According to the Finance Ministry, 31,000 employers have applied for the wage subsidy involving 299,000 workers. It said 98% of applicants employ 75 people or less. The subsidy involves a fund of RM307 million.

For the employee retention programme, as of April 12, 6,900 business owners have submitted applications for some 47,000 workers.

Some RM28.6 million will be needed to fulfil these applications.

In March, Genting Singapore plc announced its executives and senior management have agreed to pay cuts to help to offset the impact of the coronavirus on its earnings.

Genting Malaysia has also closed the doors at Resorts World Genting since March 18 due to the coronavirus.

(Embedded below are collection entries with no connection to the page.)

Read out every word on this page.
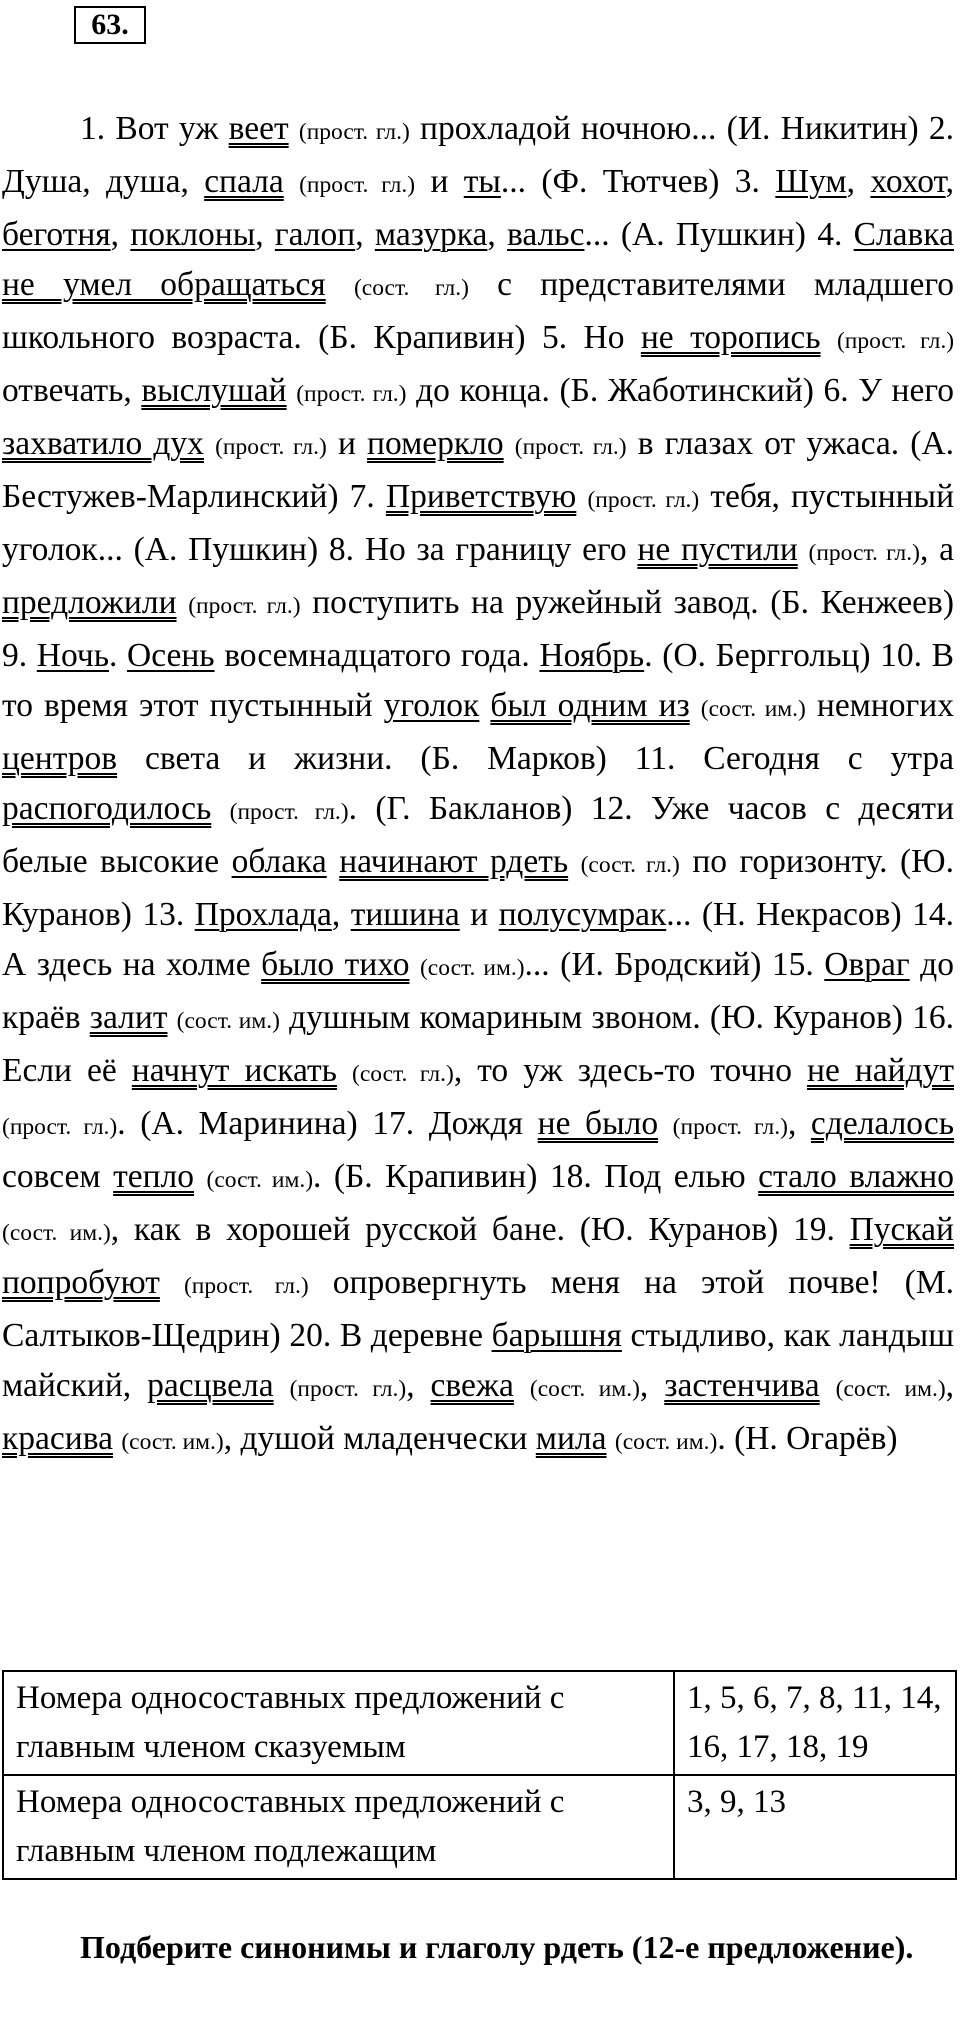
63.
1. Вот уж веет (прост. гл.) прохладой ночною... (И. Никитин) 2. Душа, душа, спала (прост. гл.) и ты... (Ф. Тютчев) 3. Шум, хохот, беготня, поклоны, галоп, мазурка, вальс... (А. Пушкин) 4. Славка не умел обращаться (сост. гл.) с представителями младшего школьного возраста. (Б. Крапивин) 5. Но не торопись (прост. гл.) отвечать, выслушай (прост. гл.) до конца. (Б. Жаботинский) 6. У него захватило дух (прост. гл.) и померкло (прост. гл.) в глазах от ужаса. (А. Бестужев-Марлинский) 7. Приветствую (прост. гл.) тебя, пустынный уголок... (А. Пушкин) 8. Но за границу его не пустили (прост. гл.), а предложили (прост. гл.) поступить на ружейный завод. (Б. Кенжеев) 9. Ночь. Осень восемнадцатого года. Ноябрь. (О. Берггольц) 10. В то время этот пустынный уголок был одним из (сост. им.) немногих центров света и жизни. (Б. Марков) 11. Сегодня с утра распогодилось (прост. гл.). (Г. Бакланов) 12. Уже часов с десяти белые высокие облака начинают рдеть (сост. гл.) по горизонту. (Ю. Куранов) 13. Прохлада, тишина и полусумрак... (Н. Некрасов) 14. А здесь на холме было тихо (сост. им.)... (И. Бродский) 15. Овраг до краёв залит (сост. им.) душным комариным звоном. (Ю. Куранов) 16. Если её начнут искать (сост. гл.), то уж здесь-то точно не найдут (прост. гл.). (А. Маринина) 17. Дождя не было (прост. гл.), сделалось совсем тепло (сост. им.). (Б. Крапивин) 18. Под елью стало влажно (сост. им.), как в хорошей русской бане. (Ю. Куранов) 19. Пускай попробуют (прост. гл.) опровергнуть меня на этой почве! (М. Салтыков-Щедрин) 20. В деревне барышня стыдливо, как ландыш майский, расцвела (прост. гл.), свежа (сост. им.), застенчива (сост. им.), красива (сост. им.), душой младенчески мила (сост. им.). (Н. Огарёв)
Номера односоставных предложений с главным членом сказуемым	1, 5, 6, 7, 8, 11, 14, 16, 17, 18, 19
Номера односоставных предложений с главным членом подлежащим	3, 9, 13
Подберите синонимы и глаголу рдеть (12-е предложение).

Satake Technologies Sdn Bhd MD Datuk Palaniappan Joseph, who is also a director at the Human Resources Development Fund, said companies have to be cautious of their operational capacity in implementing cost-cutting measures.

“Companies have to consider the best solution to ensure employees’ retention because it will be a primary concern post-MCO in order for a company to operate efficiently.

“Despite the crisis, companies need to look at post-recovery strategies, which also involves having the ability of the right and skilful people to operate,” he said. Palaniappan said with the current situation, companies are exploring various options to sustain their business, while salary reduction should be explored as one of the measures.

“In the short run, various approaches are being explored by companies and it is not a one policy fits all.

“According to the Code of Conduct for Industrial Harmony, the survival of the business is the primary factor, but the method to apply that results to manpower reduction should be explored as the last resort.

“But at the end of the day, if the businesses are unable to sustain their operation, salary reduction may be inevitable,” he said.

Palaniappan stressed that mutual discussion is indispensable given the current situation to ensure companies’ survivability and better addressed their cashflow.